Keep these two things in mind when it comes to your credit score:

  1. Large purchases could cause your credit score to dip, even if you pay off the balance each month. Your credit score is calculated based on your average daily balance, even if you bring the balance down to zero every month.
  2. Any time you charge more than a few percent of the card’s credit limit, your score takes a hit. The highest credit scores are assigned to individuals who use a very low percentage of their total available debt. That applies to each account in addition to your overall available debt.

And consider one last downside – using plastic could cost you more. You’ll miss out on cash discounts offered by some merchants. Also, the price for goods could actually go up for customers who choose to pay with credit. A new federal law allows merchants in 40 states to pass along swipe fees to customers.

Picking a card

Use a free service like Credit Sesame to solicit competing offers from credit card issuers based on your defined preferences. Also, do some research of your own. Here’s a recent list of cards with the best known cash-back programs.

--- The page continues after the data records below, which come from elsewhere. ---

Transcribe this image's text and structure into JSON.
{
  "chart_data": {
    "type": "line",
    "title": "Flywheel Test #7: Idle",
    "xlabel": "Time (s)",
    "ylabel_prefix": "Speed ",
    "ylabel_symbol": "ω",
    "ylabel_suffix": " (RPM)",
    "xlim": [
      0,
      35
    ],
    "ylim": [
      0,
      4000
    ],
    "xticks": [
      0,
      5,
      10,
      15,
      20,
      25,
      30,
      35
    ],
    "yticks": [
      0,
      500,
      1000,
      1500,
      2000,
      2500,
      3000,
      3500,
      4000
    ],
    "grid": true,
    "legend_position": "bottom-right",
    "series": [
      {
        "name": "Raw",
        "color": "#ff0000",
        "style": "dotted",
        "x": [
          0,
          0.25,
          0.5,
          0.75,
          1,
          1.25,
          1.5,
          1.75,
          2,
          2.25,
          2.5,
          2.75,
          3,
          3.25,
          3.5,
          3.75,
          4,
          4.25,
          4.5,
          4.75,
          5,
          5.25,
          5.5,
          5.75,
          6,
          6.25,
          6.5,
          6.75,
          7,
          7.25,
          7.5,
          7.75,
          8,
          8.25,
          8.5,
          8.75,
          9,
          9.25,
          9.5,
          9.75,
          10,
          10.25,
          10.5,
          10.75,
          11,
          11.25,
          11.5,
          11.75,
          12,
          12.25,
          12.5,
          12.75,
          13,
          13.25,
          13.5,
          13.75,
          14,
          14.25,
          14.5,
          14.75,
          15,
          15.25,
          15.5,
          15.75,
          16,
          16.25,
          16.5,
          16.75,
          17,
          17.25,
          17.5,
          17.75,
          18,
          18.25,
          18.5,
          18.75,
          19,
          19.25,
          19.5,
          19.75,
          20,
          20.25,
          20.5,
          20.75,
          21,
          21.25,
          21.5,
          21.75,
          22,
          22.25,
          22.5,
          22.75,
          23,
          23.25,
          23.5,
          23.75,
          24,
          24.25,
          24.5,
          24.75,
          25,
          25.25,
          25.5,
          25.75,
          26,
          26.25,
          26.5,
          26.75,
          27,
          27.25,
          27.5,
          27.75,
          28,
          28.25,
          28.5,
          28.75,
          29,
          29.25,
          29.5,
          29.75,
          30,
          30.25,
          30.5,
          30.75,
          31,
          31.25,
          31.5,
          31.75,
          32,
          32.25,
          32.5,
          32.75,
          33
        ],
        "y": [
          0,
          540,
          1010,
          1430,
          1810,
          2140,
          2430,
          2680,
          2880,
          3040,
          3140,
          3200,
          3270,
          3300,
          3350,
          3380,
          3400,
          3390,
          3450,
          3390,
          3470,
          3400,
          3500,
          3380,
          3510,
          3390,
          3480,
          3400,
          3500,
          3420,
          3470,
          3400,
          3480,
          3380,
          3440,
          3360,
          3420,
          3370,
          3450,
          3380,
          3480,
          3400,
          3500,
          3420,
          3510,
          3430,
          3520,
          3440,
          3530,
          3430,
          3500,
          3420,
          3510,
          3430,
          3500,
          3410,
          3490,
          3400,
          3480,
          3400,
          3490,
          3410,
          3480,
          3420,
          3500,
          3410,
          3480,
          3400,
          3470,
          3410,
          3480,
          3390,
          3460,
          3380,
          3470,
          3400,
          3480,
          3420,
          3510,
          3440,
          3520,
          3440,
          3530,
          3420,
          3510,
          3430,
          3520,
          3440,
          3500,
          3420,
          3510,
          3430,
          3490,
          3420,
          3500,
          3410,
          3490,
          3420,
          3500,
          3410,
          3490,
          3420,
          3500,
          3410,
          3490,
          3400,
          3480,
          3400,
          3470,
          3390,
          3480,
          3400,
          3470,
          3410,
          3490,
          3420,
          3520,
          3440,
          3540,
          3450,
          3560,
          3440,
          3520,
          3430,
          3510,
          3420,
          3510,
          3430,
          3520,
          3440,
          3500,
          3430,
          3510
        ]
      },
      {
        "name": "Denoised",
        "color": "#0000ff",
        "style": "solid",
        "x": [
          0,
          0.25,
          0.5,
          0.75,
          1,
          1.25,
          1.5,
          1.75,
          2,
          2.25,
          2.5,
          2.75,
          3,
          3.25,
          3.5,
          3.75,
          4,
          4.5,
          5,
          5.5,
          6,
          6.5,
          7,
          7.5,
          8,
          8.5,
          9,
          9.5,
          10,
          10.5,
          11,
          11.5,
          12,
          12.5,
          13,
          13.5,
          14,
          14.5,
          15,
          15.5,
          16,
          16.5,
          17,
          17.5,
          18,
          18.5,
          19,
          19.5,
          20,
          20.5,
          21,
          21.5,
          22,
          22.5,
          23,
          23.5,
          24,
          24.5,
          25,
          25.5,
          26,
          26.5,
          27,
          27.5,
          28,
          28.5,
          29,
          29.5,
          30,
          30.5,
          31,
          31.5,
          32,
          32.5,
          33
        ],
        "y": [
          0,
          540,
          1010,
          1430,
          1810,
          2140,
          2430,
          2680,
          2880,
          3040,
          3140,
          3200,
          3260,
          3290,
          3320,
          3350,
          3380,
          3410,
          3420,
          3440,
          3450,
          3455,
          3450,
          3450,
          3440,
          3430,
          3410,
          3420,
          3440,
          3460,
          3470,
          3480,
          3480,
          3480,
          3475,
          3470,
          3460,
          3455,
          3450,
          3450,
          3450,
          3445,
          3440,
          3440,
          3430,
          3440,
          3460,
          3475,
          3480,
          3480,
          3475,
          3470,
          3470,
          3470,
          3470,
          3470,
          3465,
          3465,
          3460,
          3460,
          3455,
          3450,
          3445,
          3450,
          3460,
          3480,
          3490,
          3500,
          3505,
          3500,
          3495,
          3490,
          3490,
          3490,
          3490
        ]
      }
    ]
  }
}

Don’t neglect to examine the card’s terms when you choose your rewards program. Many – if not most – carry an annual fee, at least beginning in the second year. In some cases, like American Express Blue Cash, a small amount of regular shopping earns a rebate large enough to negate the annual fee. And remember that other terms have value, too. For example, some cards now carry no penalty rate – a definite advantage for folks who occasionally make a late payment. (In fact, the new Discover It card advertises no annual fee or penalty rate and a cash back program.)